The sultan paused, the skin at his lips. Then he threw it down, the wine spilling into the sand. ‘There is no timber in these parts, you oaf!’ he roared at Bey Gulten. ‘And you, feel free to take the ladders forward!’ he bellowed at the other. ‘When you reach the top and find they are five feet short of the wall tops, then perhaps you can ask the Fatimid garrison for a helping hand onto the battlements?’
Both beys dropped their gaze from Alp Arslan. Bey Gulten did snatch a swift and fiery glare at Bey Taylan, by his side.
‘This siege has failed. This year of campaigning was supposed to deliver Syria to me. Instead, my reward is humiliation,’ the sultan snarled. He drew his gaze around each of the men there. How many here were truly with him? How many were as eager to see him fail as his rival, Yusuf, the dog who had tried to assassinate him?
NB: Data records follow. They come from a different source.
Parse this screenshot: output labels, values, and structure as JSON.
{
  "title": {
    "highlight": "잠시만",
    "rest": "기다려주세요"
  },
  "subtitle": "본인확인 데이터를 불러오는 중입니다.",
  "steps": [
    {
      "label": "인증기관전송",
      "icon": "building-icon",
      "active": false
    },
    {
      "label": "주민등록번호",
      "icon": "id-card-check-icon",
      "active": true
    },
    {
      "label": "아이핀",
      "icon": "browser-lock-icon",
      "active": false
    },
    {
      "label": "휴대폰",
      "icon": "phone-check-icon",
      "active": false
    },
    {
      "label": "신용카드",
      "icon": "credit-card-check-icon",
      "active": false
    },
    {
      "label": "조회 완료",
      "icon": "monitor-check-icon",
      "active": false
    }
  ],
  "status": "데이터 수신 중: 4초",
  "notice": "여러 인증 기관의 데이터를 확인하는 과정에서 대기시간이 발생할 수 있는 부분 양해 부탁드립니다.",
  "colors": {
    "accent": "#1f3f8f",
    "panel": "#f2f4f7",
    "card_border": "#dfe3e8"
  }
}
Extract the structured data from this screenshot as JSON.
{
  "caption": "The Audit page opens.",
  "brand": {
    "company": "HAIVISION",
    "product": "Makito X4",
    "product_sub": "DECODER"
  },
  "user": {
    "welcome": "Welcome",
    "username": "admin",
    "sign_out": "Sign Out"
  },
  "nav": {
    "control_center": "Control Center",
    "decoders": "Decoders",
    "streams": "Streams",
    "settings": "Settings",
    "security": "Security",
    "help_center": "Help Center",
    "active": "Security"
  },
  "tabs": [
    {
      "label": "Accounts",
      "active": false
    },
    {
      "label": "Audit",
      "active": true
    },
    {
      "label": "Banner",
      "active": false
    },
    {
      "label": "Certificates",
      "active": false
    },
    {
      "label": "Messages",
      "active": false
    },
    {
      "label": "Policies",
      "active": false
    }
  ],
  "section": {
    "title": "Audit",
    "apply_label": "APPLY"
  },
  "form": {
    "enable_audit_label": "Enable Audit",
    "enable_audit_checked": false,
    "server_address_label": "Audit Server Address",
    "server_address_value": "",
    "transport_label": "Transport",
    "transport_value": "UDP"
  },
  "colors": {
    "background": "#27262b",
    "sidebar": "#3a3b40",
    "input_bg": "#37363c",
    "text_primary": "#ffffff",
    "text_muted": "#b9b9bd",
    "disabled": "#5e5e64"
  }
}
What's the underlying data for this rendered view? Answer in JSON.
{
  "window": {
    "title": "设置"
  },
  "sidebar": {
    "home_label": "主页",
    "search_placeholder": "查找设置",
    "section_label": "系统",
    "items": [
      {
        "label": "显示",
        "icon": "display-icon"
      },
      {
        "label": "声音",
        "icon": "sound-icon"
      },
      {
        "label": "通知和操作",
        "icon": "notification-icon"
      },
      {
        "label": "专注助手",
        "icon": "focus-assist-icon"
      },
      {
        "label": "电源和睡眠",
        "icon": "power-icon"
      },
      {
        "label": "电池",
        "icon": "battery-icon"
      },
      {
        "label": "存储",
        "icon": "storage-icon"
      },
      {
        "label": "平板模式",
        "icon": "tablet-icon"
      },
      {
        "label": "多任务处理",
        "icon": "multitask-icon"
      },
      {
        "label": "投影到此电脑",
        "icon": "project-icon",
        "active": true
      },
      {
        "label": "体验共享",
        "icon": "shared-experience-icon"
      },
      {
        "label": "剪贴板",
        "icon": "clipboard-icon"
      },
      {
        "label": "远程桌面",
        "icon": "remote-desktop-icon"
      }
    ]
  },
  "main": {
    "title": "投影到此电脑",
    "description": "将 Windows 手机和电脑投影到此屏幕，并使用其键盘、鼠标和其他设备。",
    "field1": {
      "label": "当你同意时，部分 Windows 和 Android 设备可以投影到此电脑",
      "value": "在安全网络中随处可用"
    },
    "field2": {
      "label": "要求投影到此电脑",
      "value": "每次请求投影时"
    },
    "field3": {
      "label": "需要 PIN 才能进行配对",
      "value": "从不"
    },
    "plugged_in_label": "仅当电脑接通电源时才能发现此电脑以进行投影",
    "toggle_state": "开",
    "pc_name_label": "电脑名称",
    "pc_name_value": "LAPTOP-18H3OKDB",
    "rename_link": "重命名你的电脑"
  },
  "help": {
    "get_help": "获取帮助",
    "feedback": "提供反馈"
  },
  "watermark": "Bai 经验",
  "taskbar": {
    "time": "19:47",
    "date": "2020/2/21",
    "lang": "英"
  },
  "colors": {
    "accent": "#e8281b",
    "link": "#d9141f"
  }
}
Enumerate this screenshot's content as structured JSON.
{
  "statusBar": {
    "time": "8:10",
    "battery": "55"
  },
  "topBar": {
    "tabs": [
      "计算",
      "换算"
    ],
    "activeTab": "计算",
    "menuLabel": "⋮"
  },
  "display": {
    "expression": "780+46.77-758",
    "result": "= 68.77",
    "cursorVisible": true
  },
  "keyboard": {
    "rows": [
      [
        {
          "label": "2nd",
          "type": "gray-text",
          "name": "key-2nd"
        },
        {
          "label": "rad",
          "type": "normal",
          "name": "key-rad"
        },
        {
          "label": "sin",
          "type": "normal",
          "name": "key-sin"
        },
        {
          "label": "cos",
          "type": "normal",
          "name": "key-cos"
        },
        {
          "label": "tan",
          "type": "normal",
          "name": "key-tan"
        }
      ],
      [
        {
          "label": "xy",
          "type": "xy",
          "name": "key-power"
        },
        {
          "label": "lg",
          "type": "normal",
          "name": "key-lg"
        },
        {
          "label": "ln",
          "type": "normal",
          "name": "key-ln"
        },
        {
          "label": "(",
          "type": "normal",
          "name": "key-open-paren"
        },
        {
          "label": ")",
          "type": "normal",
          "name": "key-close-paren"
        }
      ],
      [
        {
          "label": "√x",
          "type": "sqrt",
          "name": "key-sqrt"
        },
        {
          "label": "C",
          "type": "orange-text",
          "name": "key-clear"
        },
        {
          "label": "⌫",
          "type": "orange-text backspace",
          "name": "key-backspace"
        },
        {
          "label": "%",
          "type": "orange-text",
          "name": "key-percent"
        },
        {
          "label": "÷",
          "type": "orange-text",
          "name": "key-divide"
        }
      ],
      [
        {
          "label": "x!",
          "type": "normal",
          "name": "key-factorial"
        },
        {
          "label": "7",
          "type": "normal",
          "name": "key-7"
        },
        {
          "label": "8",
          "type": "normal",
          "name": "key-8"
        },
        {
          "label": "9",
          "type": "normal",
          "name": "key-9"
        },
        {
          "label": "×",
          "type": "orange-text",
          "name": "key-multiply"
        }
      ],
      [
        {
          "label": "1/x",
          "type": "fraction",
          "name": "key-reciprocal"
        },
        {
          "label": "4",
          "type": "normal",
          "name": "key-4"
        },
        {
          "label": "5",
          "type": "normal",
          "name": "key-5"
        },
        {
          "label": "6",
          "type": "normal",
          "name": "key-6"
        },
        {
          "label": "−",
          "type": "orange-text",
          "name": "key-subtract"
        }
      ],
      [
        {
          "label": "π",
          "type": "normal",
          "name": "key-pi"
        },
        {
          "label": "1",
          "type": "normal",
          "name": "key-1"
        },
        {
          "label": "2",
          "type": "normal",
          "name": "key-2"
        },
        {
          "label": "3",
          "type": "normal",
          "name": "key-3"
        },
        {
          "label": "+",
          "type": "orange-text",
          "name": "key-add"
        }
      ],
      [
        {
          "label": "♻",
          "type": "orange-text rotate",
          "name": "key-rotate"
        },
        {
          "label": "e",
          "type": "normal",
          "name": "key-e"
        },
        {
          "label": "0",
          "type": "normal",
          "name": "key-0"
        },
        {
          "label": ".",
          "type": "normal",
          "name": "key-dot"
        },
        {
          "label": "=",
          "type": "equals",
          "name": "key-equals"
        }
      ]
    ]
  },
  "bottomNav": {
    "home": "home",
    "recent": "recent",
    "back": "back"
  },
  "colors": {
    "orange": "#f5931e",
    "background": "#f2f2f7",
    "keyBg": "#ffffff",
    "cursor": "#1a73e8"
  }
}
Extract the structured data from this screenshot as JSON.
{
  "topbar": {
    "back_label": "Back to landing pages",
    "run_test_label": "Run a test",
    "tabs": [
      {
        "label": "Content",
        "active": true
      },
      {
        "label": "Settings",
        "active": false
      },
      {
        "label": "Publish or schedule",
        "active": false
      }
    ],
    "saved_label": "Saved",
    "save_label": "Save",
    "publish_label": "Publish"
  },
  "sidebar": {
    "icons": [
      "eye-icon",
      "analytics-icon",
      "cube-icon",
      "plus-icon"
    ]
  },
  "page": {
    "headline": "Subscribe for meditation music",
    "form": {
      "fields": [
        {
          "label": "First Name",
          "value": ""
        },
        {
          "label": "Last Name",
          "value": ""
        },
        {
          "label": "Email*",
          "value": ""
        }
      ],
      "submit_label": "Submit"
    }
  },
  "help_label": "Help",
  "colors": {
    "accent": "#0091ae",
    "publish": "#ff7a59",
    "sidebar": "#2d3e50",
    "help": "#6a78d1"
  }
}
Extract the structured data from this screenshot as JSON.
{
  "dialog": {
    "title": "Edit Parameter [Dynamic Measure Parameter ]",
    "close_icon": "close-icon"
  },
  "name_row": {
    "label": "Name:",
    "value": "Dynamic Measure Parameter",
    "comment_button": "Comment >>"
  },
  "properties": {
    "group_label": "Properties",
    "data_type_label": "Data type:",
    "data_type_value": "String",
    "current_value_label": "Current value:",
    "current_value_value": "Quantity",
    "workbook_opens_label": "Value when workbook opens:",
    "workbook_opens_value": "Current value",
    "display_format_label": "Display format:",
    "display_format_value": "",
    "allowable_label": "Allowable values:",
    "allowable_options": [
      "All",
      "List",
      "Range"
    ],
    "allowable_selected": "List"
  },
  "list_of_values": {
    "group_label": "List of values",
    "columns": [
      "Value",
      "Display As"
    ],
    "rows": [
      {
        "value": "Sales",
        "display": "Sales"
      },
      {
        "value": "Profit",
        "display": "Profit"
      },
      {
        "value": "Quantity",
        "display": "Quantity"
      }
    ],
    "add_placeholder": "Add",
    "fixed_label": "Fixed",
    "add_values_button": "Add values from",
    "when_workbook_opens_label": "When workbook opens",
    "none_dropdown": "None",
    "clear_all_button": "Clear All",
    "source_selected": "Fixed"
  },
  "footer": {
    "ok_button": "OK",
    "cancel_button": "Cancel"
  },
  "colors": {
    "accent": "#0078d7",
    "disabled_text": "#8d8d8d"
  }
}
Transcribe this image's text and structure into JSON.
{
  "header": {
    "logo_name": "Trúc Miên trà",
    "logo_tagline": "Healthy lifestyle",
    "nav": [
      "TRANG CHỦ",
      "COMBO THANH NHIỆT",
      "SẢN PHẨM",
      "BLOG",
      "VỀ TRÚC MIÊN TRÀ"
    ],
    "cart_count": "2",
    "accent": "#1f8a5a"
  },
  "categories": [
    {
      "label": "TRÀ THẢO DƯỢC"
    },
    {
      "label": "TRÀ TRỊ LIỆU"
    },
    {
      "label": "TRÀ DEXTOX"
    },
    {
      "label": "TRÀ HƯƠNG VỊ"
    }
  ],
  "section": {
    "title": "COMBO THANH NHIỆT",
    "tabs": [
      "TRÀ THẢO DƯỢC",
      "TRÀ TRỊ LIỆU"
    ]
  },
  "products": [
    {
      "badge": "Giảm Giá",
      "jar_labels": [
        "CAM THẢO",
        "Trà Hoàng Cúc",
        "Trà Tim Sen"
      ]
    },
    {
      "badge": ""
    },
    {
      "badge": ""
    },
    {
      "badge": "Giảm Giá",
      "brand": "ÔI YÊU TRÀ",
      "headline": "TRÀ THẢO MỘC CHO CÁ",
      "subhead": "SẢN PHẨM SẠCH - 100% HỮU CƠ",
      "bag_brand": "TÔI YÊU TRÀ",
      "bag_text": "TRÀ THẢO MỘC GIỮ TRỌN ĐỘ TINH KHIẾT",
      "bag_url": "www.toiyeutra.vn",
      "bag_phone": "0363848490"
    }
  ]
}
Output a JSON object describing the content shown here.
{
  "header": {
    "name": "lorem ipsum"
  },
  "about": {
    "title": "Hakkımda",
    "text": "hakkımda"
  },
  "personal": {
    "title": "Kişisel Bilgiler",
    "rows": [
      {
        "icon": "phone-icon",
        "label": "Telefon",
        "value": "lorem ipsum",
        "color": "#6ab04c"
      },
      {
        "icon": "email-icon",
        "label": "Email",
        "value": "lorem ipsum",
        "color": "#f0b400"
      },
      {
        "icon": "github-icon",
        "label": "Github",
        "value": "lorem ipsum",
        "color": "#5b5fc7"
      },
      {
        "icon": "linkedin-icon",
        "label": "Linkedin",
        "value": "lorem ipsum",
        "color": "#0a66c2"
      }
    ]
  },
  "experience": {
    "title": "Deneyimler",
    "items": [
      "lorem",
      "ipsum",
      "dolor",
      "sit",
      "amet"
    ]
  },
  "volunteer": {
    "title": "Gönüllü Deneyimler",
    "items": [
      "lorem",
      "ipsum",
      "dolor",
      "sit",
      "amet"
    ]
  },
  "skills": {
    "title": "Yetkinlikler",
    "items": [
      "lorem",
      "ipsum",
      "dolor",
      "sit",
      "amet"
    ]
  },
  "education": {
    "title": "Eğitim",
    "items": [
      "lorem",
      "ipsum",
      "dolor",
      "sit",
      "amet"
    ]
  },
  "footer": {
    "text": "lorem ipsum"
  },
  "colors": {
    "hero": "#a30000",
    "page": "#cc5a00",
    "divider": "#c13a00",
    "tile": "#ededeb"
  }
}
He felt all semblance of self-control crumbling at that moment, his head thundering and his chest rising and falling in ire.
***
In a niche upon a craggy hilltop east of Aleppo, Diabatenus crouched on one knee, adjusting his eyepatch as he surveyed the scene below. He could see the Seljuk siege lines wrapped around the city like a noose and he had watched the bold move to ire the sultan with the black veil. A weighty move that played with the lives of the citizens, he mused, then weighed the scroll he held. With this one sheaf of paper, he too might save many thousands of lives. To trade cities rather than blows with the sultan was a noble aspiration. He glanced to the dying embers of the small fire he had kindled to cook his midday meal of thick porridge and let his mind wander.